Written by Dr Jack Binns
The monks, friars and chantry priests have long since left Scarborough and all that survive of them are the ghostly reminders of their homes and churches.
For nearly 400 years much of Scarborough’s town property and all of its religious life were in the care of men in holy orders. Unlike Bridlington and Whitby, which were dominated and virtually owned by monks, Black Canons in the former and Black Monks in the latter, Scarborough never felt the heavy, restrictive hand of medieval monasticism. Cistercians then Augustinians siphoned off some of the tithe income of St Mary’s parish church and greatly influenced its architecture, but neither had much to do with its municipal government or maritime trade. Far more important in Scarborough’s history were the three orders of friars, particularly the Grey Friars or Franciscans.
Though most modern residents are unaware of their origin or significance, the ghostly reminders are in surviving place-names. The Franciscans had their priory in the area bounded today by Friargate, Longwestgate, Cook’s Row and St Sepulchre Street, so that Friarage school is appropriately named, but Friargate is a bogus name without historical precedent.

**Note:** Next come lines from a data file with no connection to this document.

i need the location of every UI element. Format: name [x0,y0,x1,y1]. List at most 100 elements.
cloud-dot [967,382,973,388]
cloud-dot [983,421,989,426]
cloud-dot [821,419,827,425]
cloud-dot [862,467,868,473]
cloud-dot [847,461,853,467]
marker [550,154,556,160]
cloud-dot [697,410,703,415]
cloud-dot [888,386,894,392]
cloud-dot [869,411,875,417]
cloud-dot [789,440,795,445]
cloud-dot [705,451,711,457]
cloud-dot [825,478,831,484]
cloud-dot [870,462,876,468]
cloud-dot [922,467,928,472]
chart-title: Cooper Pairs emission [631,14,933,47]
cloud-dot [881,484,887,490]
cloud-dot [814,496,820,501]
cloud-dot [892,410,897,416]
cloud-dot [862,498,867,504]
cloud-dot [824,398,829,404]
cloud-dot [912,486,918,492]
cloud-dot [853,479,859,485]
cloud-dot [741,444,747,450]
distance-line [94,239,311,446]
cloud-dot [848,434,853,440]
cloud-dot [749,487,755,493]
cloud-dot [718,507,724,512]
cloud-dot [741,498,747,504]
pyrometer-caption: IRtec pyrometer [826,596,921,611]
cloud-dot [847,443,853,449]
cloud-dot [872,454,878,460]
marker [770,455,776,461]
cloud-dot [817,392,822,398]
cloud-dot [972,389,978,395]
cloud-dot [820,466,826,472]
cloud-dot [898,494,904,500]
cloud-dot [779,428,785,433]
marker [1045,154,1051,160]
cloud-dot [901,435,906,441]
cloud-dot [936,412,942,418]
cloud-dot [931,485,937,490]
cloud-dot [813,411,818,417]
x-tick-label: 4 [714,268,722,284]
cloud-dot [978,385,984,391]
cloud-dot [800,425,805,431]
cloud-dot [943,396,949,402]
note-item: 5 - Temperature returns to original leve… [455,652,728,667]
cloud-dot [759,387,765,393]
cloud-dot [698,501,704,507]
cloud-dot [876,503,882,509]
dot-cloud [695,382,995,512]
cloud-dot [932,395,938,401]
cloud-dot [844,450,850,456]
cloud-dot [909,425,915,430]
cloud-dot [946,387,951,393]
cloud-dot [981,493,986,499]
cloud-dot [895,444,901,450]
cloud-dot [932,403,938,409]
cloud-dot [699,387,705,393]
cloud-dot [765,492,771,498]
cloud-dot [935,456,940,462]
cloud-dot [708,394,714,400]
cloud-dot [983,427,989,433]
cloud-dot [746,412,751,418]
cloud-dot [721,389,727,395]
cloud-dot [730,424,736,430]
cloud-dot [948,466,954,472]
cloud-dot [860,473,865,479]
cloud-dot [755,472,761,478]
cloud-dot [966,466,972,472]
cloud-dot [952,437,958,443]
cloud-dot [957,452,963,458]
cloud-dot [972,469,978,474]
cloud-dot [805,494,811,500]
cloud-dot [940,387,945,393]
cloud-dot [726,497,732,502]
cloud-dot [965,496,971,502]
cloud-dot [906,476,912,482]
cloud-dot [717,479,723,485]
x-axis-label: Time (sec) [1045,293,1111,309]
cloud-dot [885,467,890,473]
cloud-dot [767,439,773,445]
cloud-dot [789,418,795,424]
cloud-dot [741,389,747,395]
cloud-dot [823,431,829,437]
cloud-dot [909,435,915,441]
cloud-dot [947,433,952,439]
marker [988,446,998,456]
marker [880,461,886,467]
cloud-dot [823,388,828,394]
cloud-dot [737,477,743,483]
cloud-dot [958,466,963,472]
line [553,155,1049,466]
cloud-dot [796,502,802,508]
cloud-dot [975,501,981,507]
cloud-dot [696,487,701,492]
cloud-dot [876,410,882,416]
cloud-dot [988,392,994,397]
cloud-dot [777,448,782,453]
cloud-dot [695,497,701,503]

In 1935, the headmaster of Friarage Senior Boys’ School (the school-leaving age was then 14), Frank Drake, complained of the Borough Council’s choice of Friargate as the address for their new houses that were replacing the old ones in Dumple Street. “It is not Friargate, it never was Friargate, and it never will be or can be Friargate”, he wrote. Mr Drake’s history was impeccable, but his prediction flawed. The way to the Franciscan priory once called Greyfriarsgate was much later re-named Globe Street; but what the headmaster called the “Philistine Streets and Buildings Committee” in the Town Hall was much more concerned with public perception than with historical validity. Dumple Street had too many bad associations and Friargate prevailed. After all, Friarage school does sit directly on top of the church and conventual buildings of the Franciscan brothers.
The Dominican ghosts are more plentiful. We still have Friars’ Gardens, Friars’ Way, formerly Friars’ Entry and, most recently, Blackfriars’ Court, even though we lost Blackfriarsgate to Queen Street a long time ago.
Opposite the lower end of Queen Street, which was once known as Beast Market, on the other side of Newborough, is King Street, another comparatively new name for a very old thoroughfare. The earliest documentary references to it are Ryvauxlane (Rievaulx Lane), indicating that here were once properties, probably warehouses, belonging to the Cistercian monks of Rievaulx abbey. Following the dissolution of the monasteries, Rievaulx Lane eventually became Helperby Lane, after a leading local family, and later still Apple Market. Finally, Apple Market on Thomas Hinderwell’s town plan of 1798 had become King’s Street in the second edition of his history of 1811.
Scarborough town still has several saintly street names of medieval vintage, though St Nicholas and St Thomas Streets are in fact modern revivals of much earlier descriptions and St Nicholas Cliff was for centuries called simply The Cliff.
St Nicholas was a fourth-century bishop of Lycia in what is now Turkey. He became one of the most popular saints in all Christendom. Above all he is remembered as the patron of children, hence Father Christmas or Santa Claus, the American corruption of the Dutch Sinte Klass. But Nicholas did more than bring gifts to children at Christmas time: he is also the saint of seamen and merchants and the patron of numerous countries, cities and churches. He is also the patron saint of pawnbrokers who still use his familiar emblem of three balls.
Scarborough’s hospital of St Nicholas was the creation of William, abbot of Citeaux between 1199 and 1203. He appointed Bernard, a Cistercian monk, as its first master or warden, along with three brethren and three sisters to pray for the souls of Richard Lionheart and John his successor.
Situated on the cliff, outside Newborough ditch, the limit of the town’s residential area, the hospital was for those unfortunates who suffered from leprosy, a disfiguring, incurable and contagious disease imported from the Middle East by returning Crusaders.
A century later, an audit of the hospital’s property revealed that it had eight oxen, seven cows, six heifers, eight sheep and ten horses, pastured on its five oxgangs (between 50 and 90 acres) in Scarborough’s fields.
The hospital of St Nicholas remained a refuge for lepers after the connection with Citeaux was broken and the warden became a Crown appointee. In 1342, when a Scarborough chaplain was “suddenly attacked by the disease of leprosy” and lost his living, he was given “maintenance for life” at the hospital.
After the Reformation, like most of the town’s hospitals for paupers and invalids, St Nicholas was abandoned and fell into ruin; but the cliff where it once stood and the street leading to it perpetuate its name.
During much of the eighteenth and early nineteenth centuries, the medieval St Nicholas Gate was re-named Long Room Street, but after the Long or Assembly Room had become the Royal Hotel it reverted to St Nicholas Street.